Décès de Lise London, veuve du héros de « L’Aveu »
C’est le Parti communiste français qui l’a annoncé à la presse, un parti auquel elle est restée fidèle jusqu’à la fin, malgré le désenchantement qu’il aurait pu lui faire subir : Lise London, ancienne résistance et veuve du héros de « L’aveu » est morte samedi, à Paris, à l’âge de 96 ans.
Le couple survit à toutes ces épreuves et part s’installer en Tchécoslovaquie après la guerre. Artur London, devient vice-ministre des Affaires étrangères dans le nouveau gouvernement communiste.
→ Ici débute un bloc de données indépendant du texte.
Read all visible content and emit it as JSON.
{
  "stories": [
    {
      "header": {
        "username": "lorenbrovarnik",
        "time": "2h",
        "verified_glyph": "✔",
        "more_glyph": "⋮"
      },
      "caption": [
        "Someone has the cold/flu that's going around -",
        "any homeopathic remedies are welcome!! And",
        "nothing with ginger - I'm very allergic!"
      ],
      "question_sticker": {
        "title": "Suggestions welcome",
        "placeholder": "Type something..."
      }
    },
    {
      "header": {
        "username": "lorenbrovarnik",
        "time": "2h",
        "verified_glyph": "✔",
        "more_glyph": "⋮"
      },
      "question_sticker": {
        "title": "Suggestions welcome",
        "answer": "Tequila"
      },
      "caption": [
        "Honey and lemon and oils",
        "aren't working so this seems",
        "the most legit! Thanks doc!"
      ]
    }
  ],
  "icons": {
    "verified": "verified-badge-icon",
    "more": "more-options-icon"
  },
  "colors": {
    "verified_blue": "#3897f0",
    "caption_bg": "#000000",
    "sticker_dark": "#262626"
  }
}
Seulement, les purges staliniennes guettent, et comme tant d’autres anciens brigadistes et résistants à l’étranger, Artur London tombe en disgrâce et est arrêté en 1951. Lise London :« Le procureur avait posé la question, plaidez-vous coupable ou non-coupable ? ‘Coupable !’ Cela a été pour moi une chose terrible. Je ne pouvais jamais imaginer qu’il y avait des méthodes qui font avouer la culpabilité à un innocent, d’autant que je connaissais mon mari. Les aveux, c’est terrible. J’avais cru aux procès de Moscou, tout le monde y avait cru, à cause des aveux. Mais peu à peu, je me suis rendue compte qu’il y avait des choses qui ne marchaient pas. Il y avait des mensonges, et je savais que c’en était. Je me disais : s’il y a un mensonge, tout peut être mensonge. Mais il fallait que lui me dise la vérité, ce qui n’a été possible qu’à Pâques 1953. »
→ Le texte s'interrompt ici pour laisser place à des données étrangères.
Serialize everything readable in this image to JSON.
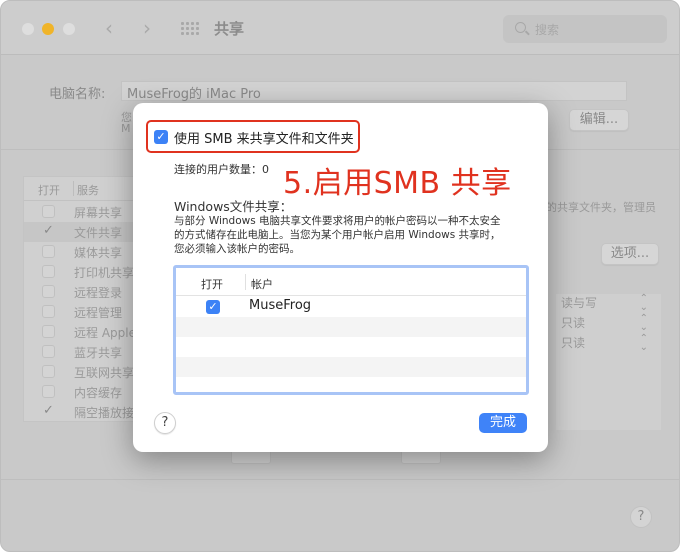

Ainsi s’exprimait en 2003, au micro de Radio Prague, Lise London, ancienne collaboratrice de la station, devenue persona non grata après l’arrestation de son mari qu’elle avait apprise par les journaux. Démunie et un temps persuadée de la culpabilité de son mari, elle va ensuite tout faire pour le faire sortir de prison. Durant ses années de prison, Artur London écrit en français des textes destinés, non à être publiés, mais à informer le Parti communiste français. Il décrit les interrogatoires, tortures et procès infligés par le régime stalinien afin de lui extorquer des aveux. Il les transmet clandestinement à sa femme, glissés dans des paquets de papier à cigarettes. Ce sont ces textes qui serviront de base au roman L’Aveu sorti en 1968 au moment de l’invasion soviétique en Tchécoslovaquie, et au film de Costa-Gavras tourné deux ans plus tard avec Yves Montand et Simone Signoret, deux compagnons de route du Parti communiste. C’est d’ailleurs autrefois le réalisateur Claude Lanzmann qui avait parlé à Costa-Gavras du livre « L’aveu ». Il s’était souvenu de cette époque lors de son passage à Prague en 2008.« Ce qui a été décisif pour moi, c’est le livre d’Artur London, L’Aveu. Ce livre m’a complètement bouleversé, complètement convaincu de la justesse absolue de ce que London disait et donc du mensonge radical des procès. Ce qui était très étonnant, c’est que cet homme qui avait littéralement abandonné par tout ce qu’il aimait, par tous les idéaux qu’il avait eus, qu’on avait condamné – non pas à mort puisqu’il est un des trois à ne pas avoir été condamné à mort – pour sionisme, en vérité par antisémitisme, et j’ai vu que London entreprenait d’une certaine façon de se relier au judaïsme. Puisqu’on le faisait juif malgré lui, autant le devenir de sa propre volonté. »Artur London, finalement libéré en 1956, se réfugie en France. Lui, comme Lise London, continuent de dénoncer les crimes du stalinisme et le régime de Gustáv Husák après 1968, mais restent toutefois fidèles à l’idéal communiste de leur jeunesse, un grand écart qui leur a été parfois reproché. Lise London, en 2003 :
« Il y a l’idéal, qui n’est pas un idéal d’aujourd’hui. Mon père était analphabète et ma mère très croyante. Quand elle parlait de Jésus, mon père lui disait que c’était un homme nous, le premier communiste, qui voulait la liberté, la fin de l’esclavage, la fraternité. C’est un idéal qui a donc toujours existé mais il faut voir dans la pratique comment il est transformé. »
Les obsèques de Lise London auront lieu le 5 avril au cimetière d’Ivry.